Tarih: Aralık 2003

Gazete/Dergi: Roll

JOHN CALE 

Hobo Sapiens 

(EMI) 

John Cale rock dünyada en etkileyici karakterlerden birine sahip. Velvet Underground, Andy Warhol, La-Monte Young, Brian Eno birlikte ürettiği adlardan bazıları. Buna köşe taşı bir sürü albümün prodüktörlüğünü ekleyince anıtsal boyutlarda bir külliyat çıkıyor karşımıza. John Cale, parçası olduğu projeler dışında hatırı sayılır bir solo kariyere de sahip. ”Paris 1919” (1973). “Fear” (1974). “Music For A New Society” (1982) ve “Fragments of A Rainy Season” (1992) Cale’in en önemli solo çalışmaları. 1996’daki ”Walking On Locusts” adlı çok da başarılı bulunmayan albümü ise “Hobo Sapiens” öncesi son solo çalışması (bu ilkbaharda çıkan ”5 Tracks” adlı EP’yi saymazsak). Bu yedi yıllık ara dönemde Cale daha çok film müzikleriyle uğraşmış. John Cale’in bir yazısında Bob Dylan için kullandığı bir sözcük Hobo Sapiens. “Hobo” İnglizcede bohçasını sırtına atıp bulduğu vasıtalarla seyahat eden, geçici işlerde çalışan yoksullara, göçebe işçilere verilen ad. Açıkçası, bu ad albümün ruhuna hiç yakışmıyor. “Hobo Sapiens” ancak yerleşik birinin, teknolojiye aşina ve kolayca ulaşabilen, yüksek sanatla haşır neşir, varsıl birinin yapabileceği bir albüm. Bir “hobo”nun hayatını belirleyen ve cazip kılan şey belirsizliklerse, bu albümün belirleyici özelliği ve en büyük zaafı önceden belirlenmişliği. Denildiğine göre, Cale son iki yılını, kapanıp Pro Toolsteknolojisine vakıf olmaya çalışmakla geçirmiş ve öğrendiklerinin uygulamasını da bu albümde yapmış. Albümün bu “kontrollü” halinin altında bu teknolojinin de bir rolü var sanırım. Sokak sesleri taklitleri içeren “Reading My Mind” ve ”Bicycle” adlı parçalarda bile aslında sokaktan o kadar uzakta bir sound var ki…
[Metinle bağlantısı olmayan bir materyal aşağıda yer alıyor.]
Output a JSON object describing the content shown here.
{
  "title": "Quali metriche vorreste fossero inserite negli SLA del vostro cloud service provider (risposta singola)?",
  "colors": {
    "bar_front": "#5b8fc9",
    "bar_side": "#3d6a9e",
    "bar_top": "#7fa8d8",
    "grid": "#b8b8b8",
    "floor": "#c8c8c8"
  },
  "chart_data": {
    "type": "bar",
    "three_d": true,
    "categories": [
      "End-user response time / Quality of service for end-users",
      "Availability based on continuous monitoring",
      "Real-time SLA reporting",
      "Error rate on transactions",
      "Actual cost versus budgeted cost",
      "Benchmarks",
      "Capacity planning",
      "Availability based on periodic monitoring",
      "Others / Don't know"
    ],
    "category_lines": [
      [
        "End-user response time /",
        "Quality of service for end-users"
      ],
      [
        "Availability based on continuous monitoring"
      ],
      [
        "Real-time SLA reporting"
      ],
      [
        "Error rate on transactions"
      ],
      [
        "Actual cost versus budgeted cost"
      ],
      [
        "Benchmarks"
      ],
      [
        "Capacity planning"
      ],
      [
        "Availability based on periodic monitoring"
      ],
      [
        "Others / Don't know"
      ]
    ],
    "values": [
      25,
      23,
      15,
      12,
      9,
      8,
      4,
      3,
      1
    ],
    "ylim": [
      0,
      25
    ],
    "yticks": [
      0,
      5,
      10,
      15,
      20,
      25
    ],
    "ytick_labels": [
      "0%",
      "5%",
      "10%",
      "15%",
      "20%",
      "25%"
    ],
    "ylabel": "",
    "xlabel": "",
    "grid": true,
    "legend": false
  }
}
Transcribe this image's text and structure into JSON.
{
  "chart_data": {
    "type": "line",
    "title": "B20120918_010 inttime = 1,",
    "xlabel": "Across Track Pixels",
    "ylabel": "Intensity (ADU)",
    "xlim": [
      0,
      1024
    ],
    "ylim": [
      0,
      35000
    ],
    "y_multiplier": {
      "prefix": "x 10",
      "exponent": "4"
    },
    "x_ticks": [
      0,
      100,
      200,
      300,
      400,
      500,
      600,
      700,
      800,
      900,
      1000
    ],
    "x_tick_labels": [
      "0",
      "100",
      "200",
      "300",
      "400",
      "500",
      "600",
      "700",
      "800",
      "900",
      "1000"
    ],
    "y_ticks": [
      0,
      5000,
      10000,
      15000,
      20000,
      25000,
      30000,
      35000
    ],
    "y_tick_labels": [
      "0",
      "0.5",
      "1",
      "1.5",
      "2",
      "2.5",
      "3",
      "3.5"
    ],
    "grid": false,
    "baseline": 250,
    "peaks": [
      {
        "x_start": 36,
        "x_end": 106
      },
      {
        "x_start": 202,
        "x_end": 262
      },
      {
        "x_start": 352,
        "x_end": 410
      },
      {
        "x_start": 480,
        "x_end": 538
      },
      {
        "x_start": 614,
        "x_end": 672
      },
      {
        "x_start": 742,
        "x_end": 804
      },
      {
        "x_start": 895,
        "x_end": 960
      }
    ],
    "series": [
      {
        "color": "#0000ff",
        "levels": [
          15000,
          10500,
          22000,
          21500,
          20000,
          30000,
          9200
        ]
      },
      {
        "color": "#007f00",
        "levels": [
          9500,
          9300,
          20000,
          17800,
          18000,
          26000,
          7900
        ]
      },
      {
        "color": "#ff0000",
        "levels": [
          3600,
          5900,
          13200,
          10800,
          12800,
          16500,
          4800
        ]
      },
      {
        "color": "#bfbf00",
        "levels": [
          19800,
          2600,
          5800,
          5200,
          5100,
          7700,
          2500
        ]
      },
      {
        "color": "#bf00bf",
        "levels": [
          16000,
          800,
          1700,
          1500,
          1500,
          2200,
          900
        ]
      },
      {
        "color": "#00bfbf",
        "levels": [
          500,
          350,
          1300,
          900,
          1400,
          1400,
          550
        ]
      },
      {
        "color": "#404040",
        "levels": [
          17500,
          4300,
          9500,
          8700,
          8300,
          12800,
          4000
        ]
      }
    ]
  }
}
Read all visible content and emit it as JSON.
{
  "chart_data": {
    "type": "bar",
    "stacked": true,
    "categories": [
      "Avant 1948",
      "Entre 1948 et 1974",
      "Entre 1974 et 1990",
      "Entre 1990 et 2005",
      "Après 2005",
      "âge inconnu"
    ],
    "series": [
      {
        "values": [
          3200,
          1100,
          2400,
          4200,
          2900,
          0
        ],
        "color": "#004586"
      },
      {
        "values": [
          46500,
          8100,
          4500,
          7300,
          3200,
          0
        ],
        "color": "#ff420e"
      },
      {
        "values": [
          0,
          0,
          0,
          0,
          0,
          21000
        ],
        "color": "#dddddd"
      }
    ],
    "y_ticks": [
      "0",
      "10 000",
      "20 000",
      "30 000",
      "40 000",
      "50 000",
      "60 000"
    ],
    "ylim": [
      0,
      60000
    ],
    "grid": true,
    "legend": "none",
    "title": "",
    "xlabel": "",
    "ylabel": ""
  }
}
Albümün sonuna doğru bu kontrollülük havası biraz ama sadece biraz kırılıyor. “Letter From Abroad” -ki bence albümün en iyi parçası- ortasından bir çığlıkla yırtılıyor. Bu çığlık sanki  

bastırılamayan, kontrol altına alınamayan birkaç şeyden biri albümdeki. Ardından gelen ”Things X” albümün en pop şarkısı Things’in başka bir versiyonu ve bu sefer diğer ucun, deneyselliğin bayraktarlığını yapıyor. Bu ikiliyi takip eden kapanış parçası ”Over Her Head” ise güçlü finalin yanısıra “She loves everybody/She’ll even love me” dizeleriyle gönül telimizi titreten yegane sözleri ediyor albümdeki. 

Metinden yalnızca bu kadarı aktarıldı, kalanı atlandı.